08/06/2026
🔵🔴 SVILUPPO DIGITALE E TUTELA DEL TERRITORIO 🔴🔵
Il dibattito sull’arrivo dei nuovi data center nel nostro territorio sta crescendo e coinvolge cittadini, istituzioni e realtà locali. È un tema complesso, che richiede attenzione, studio e responsabilità.
In questo contesto, il richiamo contenuto nell’enciclica Magnifica Humanitas di Papa Leone XIV - punto 101 - invita a non lasciarsi trascinare da un’idea di progresso inevitabile, ma a valutare ogni scelta alla luce della dignità umana, nei limiti ambientali e del bene comune.
È un invito a governare la tecnologia, non a subirla.
Le infrastrutture digitali di grandi dimensioni portano con sé opportunità, ma anche interrogativi legati al consumo di suolo, all’impatto energetico, all’uso delle risorse e alle trasformazioni del paesaggio.
La prospettiva di ulteriori insediamenti di questo tipo rende ancora più urgente una riflessione seria sulla sostenibilità complessiva e sulla capacità del territorio di accogliere trasformazioni così rilevanti.
È legittimo domandarsi se una concentrazione così elevata sia davvero compatibile con l’equilibrio urbano e ambientale che vogliamo preservare.
Come Lista Civica sentiamo il dovere di esercitare un ruolo di vigilanza e di ascolto, verificando gli impatti reali, chiedendo trasparenza, tutelando il territorio e favorendo un confronto informato, senza allarmismi ma anche senza facili entusiasmi.

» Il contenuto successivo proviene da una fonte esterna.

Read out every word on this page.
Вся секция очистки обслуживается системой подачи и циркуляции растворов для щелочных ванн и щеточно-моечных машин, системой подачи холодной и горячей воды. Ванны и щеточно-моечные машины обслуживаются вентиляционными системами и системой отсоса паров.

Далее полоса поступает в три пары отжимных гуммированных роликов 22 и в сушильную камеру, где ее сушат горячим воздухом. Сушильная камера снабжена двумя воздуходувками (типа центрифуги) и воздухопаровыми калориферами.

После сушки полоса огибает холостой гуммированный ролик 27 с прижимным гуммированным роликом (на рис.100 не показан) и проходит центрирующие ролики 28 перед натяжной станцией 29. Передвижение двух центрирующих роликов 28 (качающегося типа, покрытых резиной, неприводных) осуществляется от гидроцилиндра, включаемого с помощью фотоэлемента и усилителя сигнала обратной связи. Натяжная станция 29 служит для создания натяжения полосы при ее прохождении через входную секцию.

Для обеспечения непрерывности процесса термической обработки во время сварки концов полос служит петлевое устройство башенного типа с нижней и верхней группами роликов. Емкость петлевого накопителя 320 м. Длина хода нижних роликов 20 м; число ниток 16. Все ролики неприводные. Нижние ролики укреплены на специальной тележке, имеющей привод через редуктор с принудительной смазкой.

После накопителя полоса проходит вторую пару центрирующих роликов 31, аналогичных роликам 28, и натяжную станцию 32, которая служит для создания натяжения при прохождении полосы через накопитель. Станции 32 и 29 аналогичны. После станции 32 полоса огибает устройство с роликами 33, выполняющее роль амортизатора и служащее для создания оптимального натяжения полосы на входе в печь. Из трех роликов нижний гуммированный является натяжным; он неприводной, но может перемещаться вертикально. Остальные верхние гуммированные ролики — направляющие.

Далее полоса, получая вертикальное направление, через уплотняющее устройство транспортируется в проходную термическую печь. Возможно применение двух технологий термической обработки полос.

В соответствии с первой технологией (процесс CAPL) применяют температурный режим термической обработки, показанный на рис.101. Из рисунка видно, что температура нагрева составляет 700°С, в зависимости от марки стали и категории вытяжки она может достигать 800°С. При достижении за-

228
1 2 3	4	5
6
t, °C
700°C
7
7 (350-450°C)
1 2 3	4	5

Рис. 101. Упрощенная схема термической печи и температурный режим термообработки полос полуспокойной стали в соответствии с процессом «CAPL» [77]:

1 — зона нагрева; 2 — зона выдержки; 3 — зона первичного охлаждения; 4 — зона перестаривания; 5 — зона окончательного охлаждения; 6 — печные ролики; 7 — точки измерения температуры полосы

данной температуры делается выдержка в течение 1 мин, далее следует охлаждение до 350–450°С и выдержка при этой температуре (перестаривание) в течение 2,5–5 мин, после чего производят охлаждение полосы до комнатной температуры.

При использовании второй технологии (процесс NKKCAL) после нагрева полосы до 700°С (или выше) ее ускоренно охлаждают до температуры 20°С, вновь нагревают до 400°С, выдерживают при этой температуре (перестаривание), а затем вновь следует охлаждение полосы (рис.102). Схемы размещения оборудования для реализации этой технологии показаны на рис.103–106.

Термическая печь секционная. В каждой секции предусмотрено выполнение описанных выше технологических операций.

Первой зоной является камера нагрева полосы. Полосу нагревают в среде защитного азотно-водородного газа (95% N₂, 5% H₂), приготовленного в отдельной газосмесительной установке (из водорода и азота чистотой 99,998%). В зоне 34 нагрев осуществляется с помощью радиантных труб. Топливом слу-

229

La vigilanza non è contrapposizione: è un servizio alla comunità. Negli ultimi anni il territorio ha sofferto situazioni di insicurezza, degrado e una progressiva perdita di servizi essenziali. Sono criticità che hanno inciso sulla qualità della vita e che richiedono oggi una gestione più attenta, competente e continuativa.
Per questo auspichiamo che l’amministrazione in carica sappia affrontare questa fase con maggiore capacità e visione, in discontinuità rispetto alla mancanza di attenzione che ha caratterizzato il recente passato. È un passaggio necessario per restituire fiducia e garantire che ogni scelta sia davvero orientata al bene comune.
Il percorso decisionale sui data center non riguarda solo l’oggi: accompagnerà anche il prossimo governo della città, chiamato a gestire un tema che avrà effetti di lungo periodo sul paesaggio, sull’equilibrio urbano e sulla qualità della vita. Per questo è fondamentale che ogni scelta sia compiuta con prudenza, competenza e piena consapevolezza degli impatti, evitando concentrazioni eccessive che il territorio potrebbe non essere in grado di sostenere.
A chi governa spetta il compito di valutare con rigore ogni intervento, garantire processi chiari e partecipati, pretendere mitigazioni adeguate quando un progetto produce impatti significativi e mantenere una visione di lungo periodo che tenga insieme sviluppo, ambiente, lavoro e qualità della vita. Non si tratta di essere “pro” o “contro” i data center, ma di assumersi la responsabilità di governare il cambiamento con prudenza e lungimiranza, mettendo al centro la persona e la casa comune.
Per noi il punto resta semplice: il progresso va accompagnato, orientato e reso compatibile con il territorio e con chi lo abita e come gruppo civico continueremo a fare la nostra parte con serietà, contribuendo a un confronto pubblico basato sui dati, trasparenza e responsabilità condivisa.